Large file handling is getting serious attention. Game devs have needed this forever, but now ML engineers are trying to version multi-gigabyte model files in Git, and it's... not great. Hugging Face resorted to git-xet, a plugin that uses content-defined chunking, but requiring a separate install is friction nobody wants.

The standard solution is content-defined chunking—breaking large files into smaller, reusable chunks. Git-xet does it, other VCS tools do it. If Git adopted it natively, that'd be genuinely useful for anyone working with large binaries.

The Collision Attack Nobody Talks About

Here's the fun part about SHA-1 collisions: in practice, sneaking malicious commits into history doesn't really work. Email workflows involve explicit patch review. Remote workflows have protected branches, CI checks, code review.

Except... that's not quite the threat model.

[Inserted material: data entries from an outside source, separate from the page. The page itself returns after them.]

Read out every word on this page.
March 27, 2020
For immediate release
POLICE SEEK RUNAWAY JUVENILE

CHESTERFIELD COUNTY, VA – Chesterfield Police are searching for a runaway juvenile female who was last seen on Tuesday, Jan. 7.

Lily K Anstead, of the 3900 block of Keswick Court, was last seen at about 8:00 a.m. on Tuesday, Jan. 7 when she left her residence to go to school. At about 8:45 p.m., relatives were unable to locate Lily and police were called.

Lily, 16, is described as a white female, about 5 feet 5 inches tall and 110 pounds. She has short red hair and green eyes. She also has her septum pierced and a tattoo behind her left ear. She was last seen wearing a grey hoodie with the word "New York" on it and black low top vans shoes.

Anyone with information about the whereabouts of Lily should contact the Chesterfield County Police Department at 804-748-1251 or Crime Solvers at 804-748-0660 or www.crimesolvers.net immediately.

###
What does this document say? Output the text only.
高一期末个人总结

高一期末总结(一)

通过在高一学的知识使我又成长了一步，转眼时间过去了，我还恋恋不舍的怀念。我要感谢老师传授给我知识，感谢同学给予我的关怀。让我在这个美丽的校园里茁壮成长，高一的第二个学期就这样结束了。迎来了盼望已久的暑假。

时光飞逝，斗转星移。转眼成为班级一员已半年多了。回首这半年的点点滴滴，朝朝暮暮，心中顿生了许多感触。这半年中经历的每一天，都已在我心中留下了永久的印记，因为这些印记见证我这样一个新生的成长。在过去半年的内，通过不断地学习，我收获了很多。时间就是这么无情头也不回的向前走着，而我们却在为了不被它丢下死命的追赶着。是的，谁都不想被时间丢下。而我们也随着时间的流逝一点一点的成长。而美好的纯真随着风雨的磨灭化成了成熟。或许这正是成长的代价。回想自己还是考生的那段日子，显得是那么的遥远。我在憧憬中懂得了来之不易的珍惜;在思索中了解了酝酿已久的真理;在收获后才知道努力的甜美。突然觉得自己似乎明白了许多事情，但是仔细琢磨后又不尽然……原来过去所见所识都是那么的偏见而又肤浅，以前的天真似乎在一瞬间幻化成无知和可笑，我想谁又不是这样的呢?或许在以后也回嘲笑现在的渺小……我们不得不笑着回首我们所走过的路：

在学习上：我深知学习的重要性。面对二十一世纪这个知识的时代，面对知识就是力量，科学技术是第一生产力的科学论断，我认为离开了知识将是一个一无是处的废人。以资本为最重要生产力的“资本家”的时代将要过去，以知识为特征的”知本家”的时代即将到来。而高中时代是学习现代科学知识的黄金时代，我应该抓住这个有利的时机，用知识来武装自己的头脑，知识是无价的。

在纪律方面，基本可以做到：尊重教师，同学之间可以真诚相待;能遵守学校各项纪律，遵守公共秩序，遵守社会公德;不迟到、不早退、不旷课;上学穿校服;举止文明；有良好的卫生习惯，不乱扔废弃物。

The real risk is a Jia Tan-style attack: commit something benign that passes review, then later replace it downstream with malicious code using a collision—without breaking signatures. That's the nightmare scenario, and it's why "SHA-1 is fine for non-adversarial data" aged poorly.

The Monotone Arguments, Revisited

Git basically inherited its SHA-1 reasoning from Monotone, a 2000s-era VCS. Monotone's arguments were a weird mix of prescient and wrong:

  • They were right to doubt some early SHA-1 FUD
  • They underestimated SHA-1's actual weaknesses (MD4 and MD5 were already broken)
  • They way underestimated migration costs
  • But if they'd picked SHA-256 instead, they would've been completely fine

The slapstick moment: when someone committed the SHA-1 collision proof-of-concept to an SVN repo as a test case. Unlike Git, SVN hashes raw files, so the collision broke the repo's invariants. This would've also broken content-addressed filesystems using SHA-1 for deduplication. Not great!

What Actually Ships

Git's now building on a unified object database (ODB) interface, which means plugins like git-xet could potentially become native features. That's the kind of boring infrastructure work that enables everything else.

The SHA-256 migration continues at Git speed (read: glacial). Large file support is getting real engineering hours. And the community is still litigating Linus's 2005 take on hash functions.

Ngl, watching a 20-year-old VCS evolve is fascinating. Git's not going anywhere—it's too deeply embedded in every workflow—but making it better for the next decade of 100GB AI models and post-quantum paranoia? That's the actually hard part.

The Bottom Line

Git 2026 is about fixing problems from 2005 while planning for 2035. The SHA-1 migration is necessary but unglamorous. Large file support is overdue. And somewhere, Linus is probably still defending his hash function choice.

The roadmap exists. Now they just have to ship it. Slowly. Very slowly.